Nel suo lungo percorso di autore, regista, attore, scenografo, designer e scultore lei ha forzato i linguaggi del teatro in una personale e continua reinvenzione dell'arte scenica. A che punto è la sua ricerca?
«I miei primi lavori non avevano né musica né testi, i giornali non riuscivano neppure a catalogarli. Io cercavo di spiegare che mi piaceva guardare i volti delle persone, perché un viso racconta tante storie senza aver bisogno di ricorrere alle parole. Una poetessa siriana mi disse di aver visto tre volte un mio spettacolo senza battute che durava sette ore: "Mi dà il tempo per riflettere e sognare". Ecco cosa può fare oggi il teatro nella nostra vita frenetica: regalarci uno spazio per riflettere e sognare».

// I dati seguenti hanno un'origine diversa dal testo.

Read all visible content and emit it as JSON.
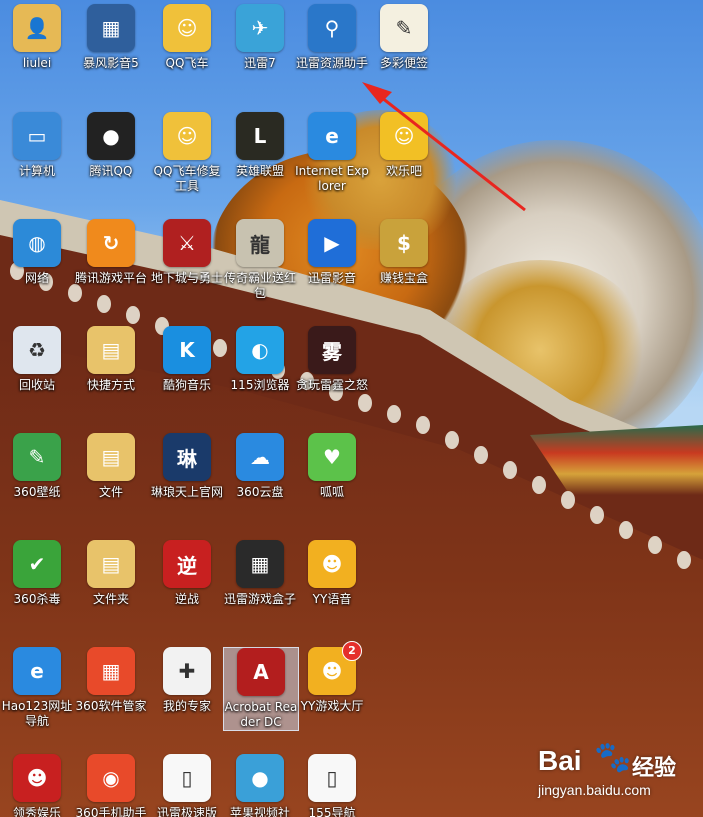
{
  "desktop": {
    "icons": [
      {
        "id": "liulei",
        "label": "liulei",
        "icon": "user-folder-icon",
        "color": "#e6b955"
      },
      {
        "id": "baofeng",
        "label": "暴风影音5",
        "icon": "film-icon",
        "color": "#2f5f9c"
      },
      {
        "id": "qqspeed",
        "label": "QQ飞车",
        "icon": "game-avatar-icon",
        "color": "#f0c13a"
      },
      {
        "id": "xunlei7",
        "label": "迅雷7",
        "icon": "bird-icon",
        "color": "#3aa3d8"
      },
      {
        "id": "xlzyzs",
        "label": "迅雷资源助手",
        "icon": "search-icon",
        "color": "#2a77c9"
      },
      {
        "id": "dcbq",
        "label": "多彩便签",
        "icon": "notepad-icon",
        "color": "#f4f0e0"
      },
      {
        "id": "computer",
        "label": "计算机",
        "icon": "computer-icon",
        "color": "#3a8ad8"
      },
      {
        "id": "tencentqq",
        "label": "腾讯QQ",
        "icon": "penguin-icon",
        "color": "#222222"
      },
      {
        "id": "qqspeedfix",
        "label": "QQ飞车修复工具",
        "icon": "game-avatar-icon",
        "color": "#f0c13a"
      },
      {
        "id": "lol",
        "label": "英雄联盟",
        "icon": "lol-icon",
        "color": "#2a2a22"
      },
      {
        "id": "ie",
        "label": "Internet Explorer",
        "icon": "ie-icon",
        "color": "#2a8ae0"
      },
      {
        "id": "huanleba",
        "label": "欢乐吧",
        "icon": "smiley-icon",
        "color": "#f2c025"
      },
      {
        "id": "network",
        "label": "网络",
        "icon": "globe-icon",
        "color": "#2c8ad8"
      },
      {
        "id": "tgp",
        "label": "腾讯游戏平台",
        "icon": "tgp-icon",
        "color": "#f08a1c"
      },
      {
        "id": "dnf",
        "label": "地下城与勇士",
        "icon": "dnf-icon",
        "color": "#b02020"
      },
      {
        "id": "cqby",
        "label": "传奇霸业送红包",
        "icon": "dragon-char-icon",
        "color": "#c8c2b0"
      },
      {
        "id": "xlyy",
        "label": "迅雷影音",
        "icon": "play-icon",
        "color": "#1f6ed8"
      },
      {
        "id": "zqbh",
        "label": "赚钱宝盒",
        "icon": "money-icon",
        "color": "#c9a23b"
      },
      {
        "id": "recycle",
        "label": "回收站",
        "icon": "recycle-bin-icon",
        "color": "#dfe6ee"
      },
      {
        "id": "shortcut",
        "label": "快捷方式",
        "icon": "folder-icon",
        "color": "#e8c36a"
      },
      {
        "id": "kugou",
        "label": "酷狗音乐",
        "icon": "k-icon",
        "color": "#1a8fe0"
      },
      {
        "id": "browser115",
        "label": "115浏览器",
        "icon": "browser-swirl-icon",
        "color": "#23a3e6"
      },
      {
        "id": "tanwan",
        "label": "贪玩雷霆之怒",
        "icon": "fog-char-icon",
        "color": "#3a1a1a"
      },
      {
        "id": "wallpaper",
        "label": "360壁纸",
        "icon": "wallpaper-icon",
        "color": "#3aa24a"
      },
      {
        "id": "wenjian",
        "label": "文件",
        "icon": "folder-icon",
        "color": "#e8c36a"
      },
      {
        "id": "linlang",
        "label": "琳琅天上官网",
        "icon": "game-logo-icon",
        "color": "#1a3a6a"
      },
      {
        "id": "yun360",
        "label": "360云盘",
        "icon": "cloud-icon",
        "color": "#2a8ae0"
      },
      {
        "id": "guagua",
        "label": "呱呱",
        "icon": "frog-icon",
        "color": "#5cc24a"
      },
      {
        "id": "safe360",
        "label": "360杀毒",
        "icon": "shield-icon",
        "color": "#3aa43a"
      },
      {
        "id": "folder",
        "label": "文件夹",
        "icon": "folder-icon",
        "color": "#e8c36a"
      },
      {
        "id": "nizhan",
        "label": "逆战",
        "icon": "nizhan-icon",
        "color": "#c82020"
      },
      {
        "id": "xlyxhz",
        "label": "迅雷游戏盒子",
        "icon": "gamebox-icon",
        "color": "#2a2a2a"
      },
      {
        "id": "yy",
        "label": "YY语音",
        "icon": "raccoon-icon",
        "color": "#f2b020"
      },
      {
        "id": "hao123",
        "label": "Hao123网址导航",
        "icon": "ie-icon",
        "color": "#2a8ae0"
      },
      {
        "id": "soft360",
        "label": "360软件管家",
        "icon": "apps-grid-icon",
        "color": "#e84a2a"
      },
      {
        "id": "expert",
        "label": "我的专家",
        "icon": "doctor-icon",
        "color": "#f2f2f2"
      },
      {
        "id": "acrobat",
        "label": "Acrobat Reader DC",
        "icon": "acrobat-icon",
        "color": "#b31e1e",
        "selected": true
      },
      {
        "id": "yygame",
        "label": "YY游戏大厅",
        "icon": "raccoon-icon",
        "color": "#f2b020",
        "badge": "2"
      },
      {
        "id": "ylmy",
        "label": "领秀娱乐",
        "icon": "avatar-icon",
        "color": "#c82020"
      },
      {
        "id": "phone360",
        "label": "360手机助手",
        "icon": "ball-icon",
        "color": "#e84a2a"
      },
      {
        "id": "xljsb",
        "label": "迅雷极速版",
        "icon": "file-icon",
        "color": "#f8f8f8"
      },
      {
        "id": "apple",
        "label": "苹果视频社",
        "icon": "apple-icon",
        "color": "#3aa0d8"
      },
      {
        "id": "nav155",
        "label": "155导航",
        "icon": "file-icon",
        "color": "#f8f8f8"
      }
    ]
  },
  "watermark": {
    "logo": "Bai",
    "logo2": "du",
    "jingyan": "经验",
    "url": "jingyan.baidu.com"
  }
}
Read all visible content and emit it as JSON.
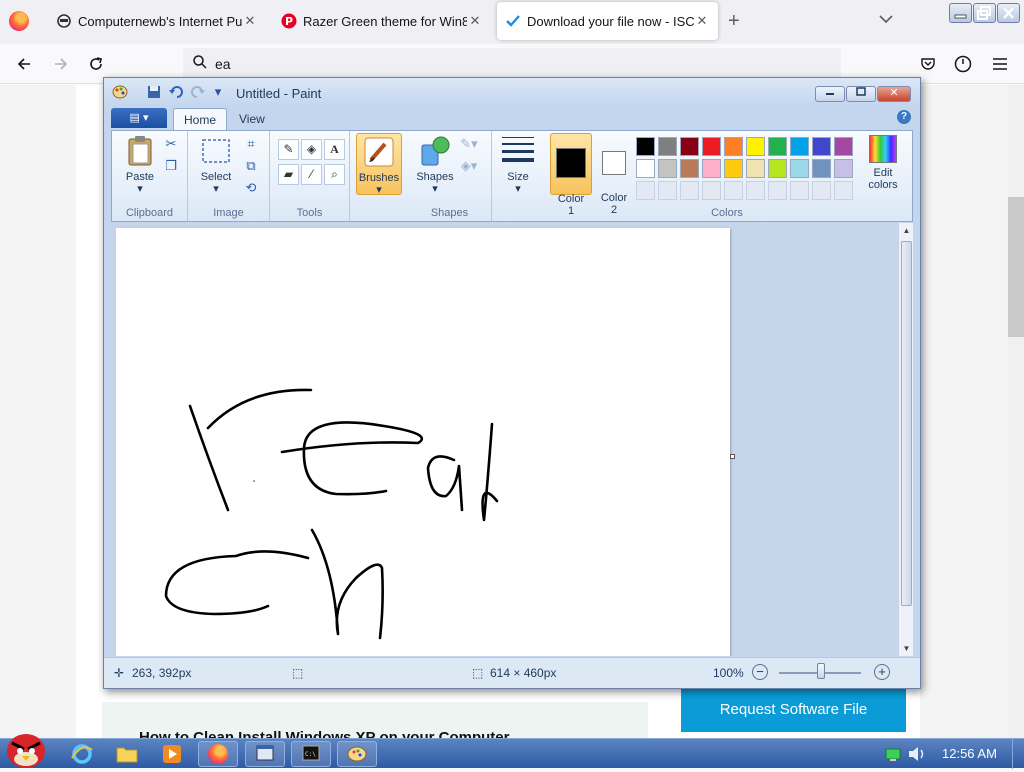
{
  "browser": {
    "tabs": [
      {
        "title": "Computernewb's Internet Pu",
        "icon": "spy-icon"
      },
      {
        "title": "Razer Green theme for Win8,",
        "icon": "pinterest-icon"
      },
      {
        "title": "Download your file now - ISC",
        "icon": "checkmark-icon",
        "active": true
      }
    ],
    "url_text": "ea"
  },
  "page": {
    "article_link": "How to Clean Install Windows XP on your Computer",
    "request_button": "Request Software File",
    "accent_color": "#0b9cd8"
  },
  "paint": {
    "title": "Untitled - Paint",
    "file_menu_label": "▤ ▾",
    "tabs": [
      "Home",
      "View"
    ],
    "groups": {
      "clipboard": {
        "label": "Clipboard",
        "paste": "Paste"
      },
      "image": {
        "label": "Image",
        "select": "Select"
      },
      "tools": {
        "label": "Tools"
      },
      "brushes": {
        "label": "Brushes"
      },
      "shapes": {
        "label": "Shapes",
        "shapes_btn": "Shapes"
      },
      "size": {
        "label": "Size"
      },
      "colors": {
        "label": "Colors",
        "color1": "Color\n1",
        "color2": "Color\n2",
        "edit": "Edit colors"
      }
    },
    "palette_row1": [
      "#000000",
      "#7f7f7f",
      "#880015",
      "#ed1c24",
      "#ff7f27",
      "#fff200",
      "#22b14c",
      "#00a2e8",
      "#3f48cc",
      "#a349a4"
    ],
    "palette_row2": [
      "#ffffff",
      "#c3c3c3",
      "#b97a57",
      "#ffaec9",
      "#ffc90e",
      "#efe4b0",
      "#b5e61d",
      "#99d9ea",
      "#7092be",
      "#c8bfe7"
    ],
    "color1_value": "#000000",
    "color2_value": "#ffffff",
    "status": {
      "position": "263, 392px",
      "image_size": "614 × 460px",
      "zoom": "100%"
    }
  },
  "taskbar": {
    "clock": "12:56 AM"
  }
}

I luoghi influenzano gli spettacoli?
«L'ambiente influenza il mio lavoro. Se dovessi mettere in scena qualcosa a Waco, la cittadina del Texas dove sono nato e cresciuto, sarebbe molto diversa da quello che farò a Firenze per Pessoa».

Perché ha scelto un titolo in inglese?
«Un titolo è un titolo, non va interpretato, è solo una maniera di iniziare. Quando ho fatto "Einstein in the beach" non c'era mai Einstein sulla spiaggia. Un titolo funziona quando rimane nella testa del pubblico».

Qual è la chiave di «Since I have been me»?
«Beh, abbiamo tante idee. Pessoa, come tutti noi, è pieno di personaggi, il lavoro sarà come trattare una tale moltitudine. Quindi, al principio ci sarà una persona vestita come se fosse Pessoa, poi tutta la compagnia sarà vestita come lui e nel gruppo cominceremo a intravedere i vari personaggi. Ho in testa un prisma con tutte le personalità di questo scrittore così enigmatico e seducente».